The development of nicotine dependence requires smoking and results in a sequence of behavioral events that starts with the initiation of cigarette use, the conversion from experimental smoking to the establishment of regular smoking behavior, and then the development of nicotine dependence among smokers [5
]. Nicotine dependence, which is characterized by heavier smoking, early morning smoking, tolerance and withdrawal, predicts difficulty quitting.
Many compounds are present in tobacco, but nicotine is the addictive component that confers the risk of developing dependence. Nicotine binds to nicotinic cholinergic receptors, which are widely distributed in the central and peripheral nervous system. The nicotinic cholinergic receptor is composed of 5 subunit proteins arranged around a central pore, and the receptor is involved in physiologic responses related to smoking. There are 16 different nicotinic receptor subunit genes, α 1–7,9,10, β1–4, δ, ε, γ, and different combinations of these subunit proteins result in receptors that vary in biologic function, distribution throughout the body, and other pharmacologic properties.

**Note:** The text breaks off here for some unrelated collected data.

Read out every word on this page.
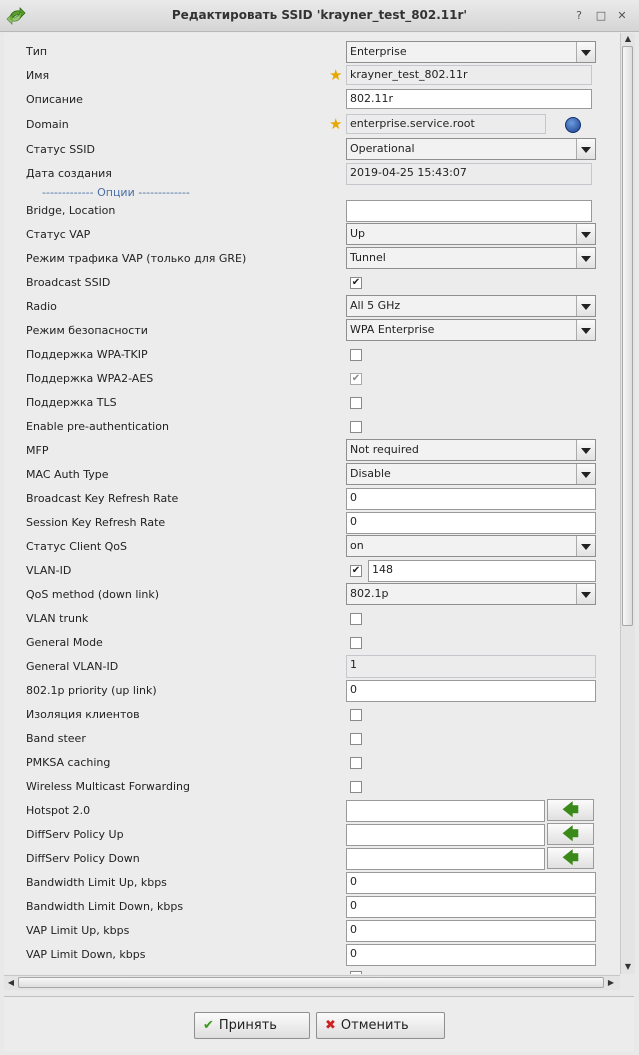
Редактировать SSID 'krayner_test_802.11r'	?	□	✕
Тип	Enterprise
Имя	★ krayner_test_802.11r
Описание	802.11r
Domain	★ enterprise.service.root
Статус SSID	Operational
Дата создания	2019-04-25 15:43:07
------------- Опции -------------
Bridge, Location
Статус VAP	Up
Режим трафика VAP (только для GRE)	Tunnel
Broadcast SSID	✔
Radio	All 5 GHz
Режим безопасности	WPA Enterprise
Поддержка WPA-TKIP
Поддержка WPA2-AES	✔
Поддержка TLS
Enable pre-authentication
MFP	Not required
MAC Auth Type	Disable
Broadcast Key Refresh Rate	0
Session Key Refresh Rate	0
Статус Client QoS	on
VLAN-ID	✔	148
QoS method (down link)	802.1p
VLAN trunk
General Mode
General VLAN-ID	1
802.1p priority (up link)	0
Изоляция клиентов
Band steer
PMKSA caching
Wireless Multicast Forwarding
Hotspot 2.0	🡄
DiffServ Policy Up	🡄
DiffServ Policy Down	🡄
Bandwidth Limit Up, kbps	0
Bandwidth Limit Down, kbps	0
VAP Limit Up, kbps	0
VAP Limit Down, kbps	0
▲
▼
◀	▶
✔ Принять	✖ Отменить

Binding of nicotine to nicotinic cholinergic receptors forms the basis of the molecular pharmacology that leads to dependence.
Not all smokers are nicotine dependent. Among current smokers, approximately 60% are nicotine dependent based on the Fagerström Test for Nicotine Dependence, a well established scale for assessing nicotine dependence [6
]. Dependence on nicotine has multiple underlying etiologies that include genetic predispositions and environmental risk factors. Evidence for genetic factors contributing to the risk of smoking behaviors and nicotine dependence is shown by the clustering of heavy smoking and nicotine dependence in families and the similarity of smoking behaviors in identical twins [8
]. In contrast to nicotine dependent smokers, light, non-dependent smokers or “chippers” smoke a few cigarettes per day and can easily quit smoking [10
]. These light smokers represent about 15% of the smoking population and can provide a genetic contrast group compared to heavy, nicotine dependent smokers.
It is likely that a large number of genes contribute to nicotine dependence, as well as many environmental factors. This complexity represents a considerable challenge, but it also underscores the potential benefits of genetic studies of nicotine dependence. By understanding genetic factors that contribute to nicotine dependence, we may start to tease apart the different contributions of genes and environments that lead to heavy smoking, which in turn may improve interventions to reduce nicotine dependence and improve smoking cessation treatment.
At this time there are three main pharmacologic approaches to smoking cessation: nicotine replacement therapy (NRT), varenicline, and buproprion. NRT substitutes the nicotine from cigarettes with a sustained nicotine replacement which can then be tapered over several weeks. Varenicline is a partial nicotinic receptor agonist that minimizes nicotine craving and withdrawal. Buproprion acts through a different mechanism via inhibition of catecholamine (noradrenaline and dopamine) reuptake to improve quit rates. It is likely that there are different genetic profiles that identify who will best respond to one pharmacologic treatment or another. A potential promise of the study of the genetics of nicotine dependence is that we may gain insights into these profiles.
Rapid advances in genetic technology now provide a set of tools to identify genetic contributions to common diseases. A map of human genetic variation across major populations and lower cost testing of genetic variants allow large-scale genome-wide association studies (GWAS) that test one million or more genetic variants (single nucleotide polymorphisms or SNPs) in each person. These studies, which include thousands of subjects, test hundreds of thousands of variants across an individual’s complete set of DNA to identify genetic variations associated with a disease. In the last three years this has led to the discovery of new genetic contributions to diabetes, prostate cancer, and many other diseases, including nicotine dependence [11
The aims of this paper are to review the most robust genetic findings for nicotine dependence, lung cancer, and COPD and to place these in the context of smoking cessation.